Seketika itu Cikcik Cam tersadar, kecerobohannya membuat hati Sang Mus merasa sedih.
“Maafkan aku Sang Mus, aku tidak bermaksud membuatmu merasa bersalah.”
“Tapi kamu benar Cam, kakakku memang nakal,” kata Sang Mus terseduh-seduh, “terima kasih telah jujur kepadaku, itu lebih baik daripada kalian berbohong lebih banyak lagi.”
“Sudah Sang, kamu jangan nangis,” kata Rabit pelan-pelan.
“Kamu bohong kan Rabit, soal bajumu yang kotor karena terjatuh?” kata Sang Mus menggertak Rabit.
“Darimana kamu tahu Sang?” kata Rabit heran.
“Saya melihatnya  mengusili para Gajah bekerja, tapi sebelum saya menegurnya kamu sudah datang terlebih dahulu dan di dorong olehnya,” kata Sang Mus menjelaskan.
“Tapi aku tidak bermaksud berbohong Sang Mus!” tukas Rabit.
“Tapi berbohong itu sama saja menghilangkan kepercayaan Rabit,” katanya lagi terisak-isak, “tapi taka apa Rabit, saya mengerti maksudmu.”
“Eee, eee… Maafkan saya. Sebenarnya…” kata Monyet pelan-pelan.
“Sebenarnya kenapa pak Nyet?” tanya Cikcik Cam.
“Itu… Itu…Si Kusang tadi jatuh ke sungai karena saya menggoyang-goyangkan pohon yang dipanjatnya,” jelas Monyet.
“APA? Kak Kusang jatuh ke sungai?” Sang Mus sangat kaget.
“Lalu dimana dia sekarang pak?” tanya Rabit.
“Dia terbawa arus ke ujung sungai sana,” kata Monyet menunjuk arah sungai yang ujungnya adalah jurang.
Sang Mus pun berlari kearah jurang itu, dia tidak memperdulikan Cikcik Cam yang melarangnya, karena sangat berbahaya. Tapi bagi Sang Mus kakaknya adalah satu-satunya yang dimiliki untuk dijaga. Kusang memang nakal, tapi tidak pernah menyia-nyiakan adiknya. Namun sayang, apalah daya tangan tak sampai bagi Sang Mus menolong kakaknya yang malang. Kusang sudah terbawa arus entah kemana. Mungkin dia terdampar atau termakan buaya.

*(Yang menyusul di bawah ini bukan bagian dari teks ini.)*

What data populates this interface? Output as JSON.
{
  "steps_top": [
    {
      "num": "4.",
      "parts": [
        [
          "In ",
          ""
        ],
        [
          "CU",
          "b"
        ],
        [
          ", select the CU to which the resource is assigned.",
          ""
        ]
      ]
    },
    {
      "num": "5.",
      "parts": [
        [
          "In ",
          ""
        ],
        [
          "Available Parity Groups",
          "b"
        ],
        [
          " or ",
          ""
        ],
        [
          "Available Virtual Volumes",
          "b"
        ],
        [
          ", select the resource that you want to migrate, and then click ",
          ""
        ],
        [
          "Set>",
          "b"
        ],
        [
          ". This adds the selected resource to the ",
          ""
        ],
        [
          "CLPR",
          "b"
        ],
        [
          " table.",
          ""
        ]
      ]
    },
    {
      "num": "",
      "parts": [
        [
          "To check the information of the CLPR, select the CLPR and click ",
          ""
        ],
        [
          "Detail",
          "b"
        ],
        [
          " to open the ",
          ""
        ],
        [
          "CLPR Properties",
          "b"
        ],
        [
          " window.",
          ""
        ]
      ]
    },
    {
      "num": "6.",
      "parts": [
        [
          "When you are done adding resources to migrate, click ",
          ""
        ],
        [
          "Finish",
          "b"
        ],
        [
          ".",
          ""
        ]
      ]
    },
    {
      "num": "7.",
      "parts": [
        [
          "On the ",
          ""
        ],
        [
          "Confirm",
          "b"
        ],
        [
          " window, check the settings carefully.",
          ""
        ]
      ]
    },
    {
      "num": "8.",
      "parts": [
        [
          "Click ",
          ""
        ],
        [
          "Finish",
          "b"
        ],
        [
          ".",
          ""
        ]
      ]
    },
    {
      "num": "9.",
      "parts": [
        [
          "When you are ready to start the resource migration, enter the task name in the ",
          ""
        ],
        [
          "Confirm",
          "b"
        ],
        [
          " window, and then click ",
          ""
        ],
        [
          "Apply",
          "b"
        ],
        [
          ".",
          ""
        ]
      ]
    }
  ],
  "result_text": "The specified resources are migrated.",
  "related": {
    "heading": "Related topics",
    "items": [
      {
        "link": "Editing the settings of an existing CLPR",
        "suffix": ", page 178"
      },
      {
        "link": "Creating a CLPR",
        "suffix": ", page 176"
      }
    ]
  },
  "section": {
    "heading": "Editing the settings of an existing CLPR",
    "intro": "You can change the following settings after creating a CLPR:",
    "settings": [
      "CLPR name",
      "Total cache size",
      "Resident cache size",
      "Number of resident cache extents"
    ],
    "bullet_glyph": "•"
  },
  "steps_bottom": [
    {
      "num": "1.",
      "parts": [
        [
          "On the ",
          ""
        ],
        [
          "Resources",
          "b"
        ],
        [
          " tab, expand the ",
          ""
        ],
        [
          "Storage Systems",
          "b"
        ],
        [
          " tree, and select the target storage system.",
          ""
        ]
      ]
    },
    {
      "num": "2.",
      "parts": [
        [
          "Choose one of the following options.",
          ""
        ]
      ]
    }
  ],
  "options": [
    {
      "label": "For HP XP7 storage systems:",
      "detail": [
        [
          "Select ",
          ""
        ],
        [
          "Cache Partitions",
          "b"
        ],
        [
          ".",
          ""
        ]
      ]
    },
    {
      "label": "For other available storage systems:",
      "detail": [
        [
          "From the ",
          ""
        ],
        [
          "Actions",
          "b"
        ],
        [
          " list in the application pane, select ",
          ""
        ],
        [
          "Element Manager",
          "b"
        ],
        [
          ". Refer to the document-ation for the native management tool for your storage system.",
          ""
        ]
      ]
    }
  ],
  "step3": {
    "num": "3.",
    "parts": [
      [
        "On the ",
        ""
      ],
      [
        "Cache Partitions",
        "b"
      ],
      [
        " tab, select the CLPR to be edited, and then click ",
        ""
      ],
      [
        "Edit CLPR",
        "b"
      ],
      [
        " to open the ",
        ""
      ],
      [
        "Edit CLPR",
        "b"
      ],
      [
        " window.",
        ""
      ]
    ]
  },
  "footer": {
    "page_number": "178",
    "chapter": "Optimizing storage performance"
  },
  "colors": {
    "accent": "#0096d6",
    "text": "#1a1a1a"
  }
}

Kusang kini tinggalah sebuah kenangan untuk Sang Mus, Rabit dan hewan-hewan lain di hutan itu. Kenakalannya membawanya pada maut yang tidak terduga. Namun, itu juga menjadi bagian yang paling dirindukan adiknya Sang Mus. Ayah dan ibu Rabit mengangkat Sang Mus sebagai anak asuh mereka, karena kedua orang tua dan kakaknya telah tiada. Tinggallah Sang Mus sebatang kara. Di rumah yang sunyi penuh debu kerinduan.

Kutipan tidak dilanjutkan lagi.